SF’s truth and justice panel to launch soon

More than a year after San Francisco District Attorney Chesa Boudin announced the creation of a truth, justice and reconciliation commission amid 2020’s nationwide protests stemming from the police murder of George Floyd, an Oakland nonprofit is putting the panel together.

Though final plans won’t be finalized for several weeks, “people are focusing on sharing the truths about systemic disinvestment and the Black disappearance we’ve seen in San Francisco since 1970,” according to attorney Fania Davis, who is involved with the project and is the sister of out professor and activist Angela Davis.

As the Bay Area Reporter reported July 1, 2020, Boudin joined the top prosecutors in Philadelphia and Boston, along with two civil rights advocates, to announce the formation of truth, justice, and reconciliation commissions, or TJRCs, in each of the cities — during the nationwide protests following the police murder of Floyd in Minneapolis, Minnesota — to review and officially acknowledge long-standing systemic racial inequities in the criminal justice system.

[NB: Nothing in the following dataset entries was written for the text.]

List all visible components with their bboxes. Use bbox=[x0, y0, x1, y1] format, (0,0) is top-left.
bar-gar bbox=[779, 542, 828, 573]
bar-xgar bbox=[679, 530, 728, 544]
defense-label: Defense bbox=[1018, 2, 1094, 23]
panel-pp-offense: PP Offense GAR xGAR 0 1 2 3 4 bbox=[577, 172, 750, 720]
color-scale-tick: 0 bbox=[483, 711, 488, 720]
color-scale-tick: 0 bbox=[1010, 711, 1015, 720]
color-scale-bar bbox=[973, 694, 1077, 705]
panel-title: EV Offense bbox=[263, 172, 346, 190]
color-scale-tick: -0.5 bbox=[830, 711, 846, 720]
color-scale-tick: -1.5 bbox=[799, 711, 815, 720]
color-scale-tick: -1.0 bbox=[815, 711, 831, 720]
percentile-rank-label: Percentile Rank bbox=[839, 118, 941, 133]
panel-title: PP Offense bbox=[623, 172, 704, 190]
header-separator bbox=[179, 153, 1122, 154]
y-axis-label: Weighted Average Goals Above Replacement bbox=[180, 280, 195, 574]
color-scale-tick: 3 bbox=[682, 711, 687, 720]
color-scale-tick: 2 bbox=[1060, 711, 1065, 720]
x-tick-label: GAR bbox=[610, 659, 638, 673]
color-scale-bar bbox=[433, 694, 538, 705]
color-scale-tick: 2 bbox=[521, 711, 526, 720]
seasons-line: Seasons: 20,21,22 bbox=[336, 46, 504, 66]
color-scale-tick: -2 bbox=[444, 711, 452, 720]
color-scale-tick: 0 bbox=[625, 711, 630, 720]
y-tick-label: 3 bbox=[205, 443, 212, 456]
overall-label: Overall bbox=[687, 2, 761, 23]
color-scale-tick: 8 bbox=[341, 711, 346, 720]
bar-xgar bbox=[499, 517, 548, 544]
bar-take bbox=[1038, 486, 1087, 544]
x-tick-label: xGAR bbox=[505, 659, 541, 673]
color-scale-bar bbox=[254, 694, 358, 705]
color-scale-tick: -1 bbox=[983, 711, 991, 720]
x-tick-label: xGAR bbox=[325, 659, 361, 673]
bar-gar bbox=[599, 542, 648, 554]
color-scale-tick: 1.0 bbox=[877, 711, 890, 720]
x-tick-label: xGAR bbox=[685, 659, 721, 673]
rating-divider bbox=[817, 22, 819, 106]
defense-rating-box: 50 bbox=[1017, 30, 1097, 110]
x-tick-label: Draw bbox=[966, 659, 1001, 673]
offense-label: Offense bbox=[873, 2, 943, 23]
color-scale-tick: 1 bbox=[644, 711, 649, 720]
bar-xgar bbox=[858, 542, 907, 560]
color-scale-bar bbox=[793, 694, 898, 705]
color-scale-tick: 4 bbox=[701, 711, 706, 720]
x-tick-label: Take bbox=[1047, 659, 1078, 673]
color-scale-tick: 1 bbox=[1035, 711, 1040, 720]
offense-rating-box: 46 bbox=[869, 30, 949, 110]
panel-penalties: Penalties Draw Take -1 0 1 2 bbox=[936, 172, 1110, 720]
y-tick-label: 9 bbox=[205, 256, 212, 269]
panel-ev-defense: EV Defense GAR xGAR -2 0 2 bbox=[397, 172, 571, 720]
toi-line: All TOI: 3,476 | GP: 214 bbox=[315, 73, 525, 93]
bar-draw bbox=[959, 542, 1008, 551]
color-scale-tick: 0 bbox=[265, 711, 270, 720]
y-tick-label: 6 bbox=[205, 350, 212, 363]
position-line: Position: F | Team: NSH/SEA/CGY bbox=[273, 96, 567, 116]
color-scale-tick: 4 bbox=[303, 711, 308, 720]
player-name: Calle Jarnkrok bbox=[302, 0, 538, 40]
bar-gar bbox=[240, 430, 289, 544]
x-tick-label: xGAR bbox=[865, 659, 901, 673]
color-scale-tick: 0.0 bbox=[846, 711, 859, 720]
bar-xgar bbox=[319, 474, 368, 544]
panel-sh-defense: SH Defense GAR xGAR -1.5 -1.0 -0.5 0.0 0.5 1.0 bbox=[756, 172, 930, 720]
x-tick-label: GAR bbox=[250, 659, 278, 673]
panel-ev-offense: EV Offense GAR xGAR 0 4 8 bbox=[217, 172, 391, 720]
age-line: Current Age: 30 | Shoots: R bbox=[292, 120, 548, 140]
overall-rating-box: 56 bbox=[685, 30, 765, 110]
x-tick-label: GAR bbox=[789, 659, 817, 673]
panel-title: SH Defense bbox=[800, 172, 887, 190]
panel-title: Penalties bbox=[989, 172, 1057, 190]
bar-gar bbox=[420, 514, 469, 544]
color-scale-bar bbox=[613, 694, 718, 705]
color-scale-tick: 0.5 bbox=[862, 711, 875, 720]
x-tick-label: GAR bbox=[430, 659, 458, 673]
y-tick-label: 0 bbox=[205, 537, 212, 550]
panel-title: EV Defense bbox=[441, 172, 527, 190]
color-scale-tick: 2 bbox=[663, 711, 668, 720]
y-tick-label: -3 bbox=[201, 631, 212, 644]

But one would be mistaken in thinking that just because Boudin announced the commission that means it’ll be run out of his office. Instead, the W. Haywood Burns Institute, a local nonprofit, will head up the efforts. Boudin’s office did facilitate $150,000 in private funding to be paid by one nonprofit to another for the commission, which his chief of staff, David Campos, a gay man, said is a “public-private initiative.”

The money came from the San Francisco-based Grassroots Law Project and went to the Burns institute. James Bell, an attorney who focused on representing incarcerated youth for over 20 years, founded it in 2001.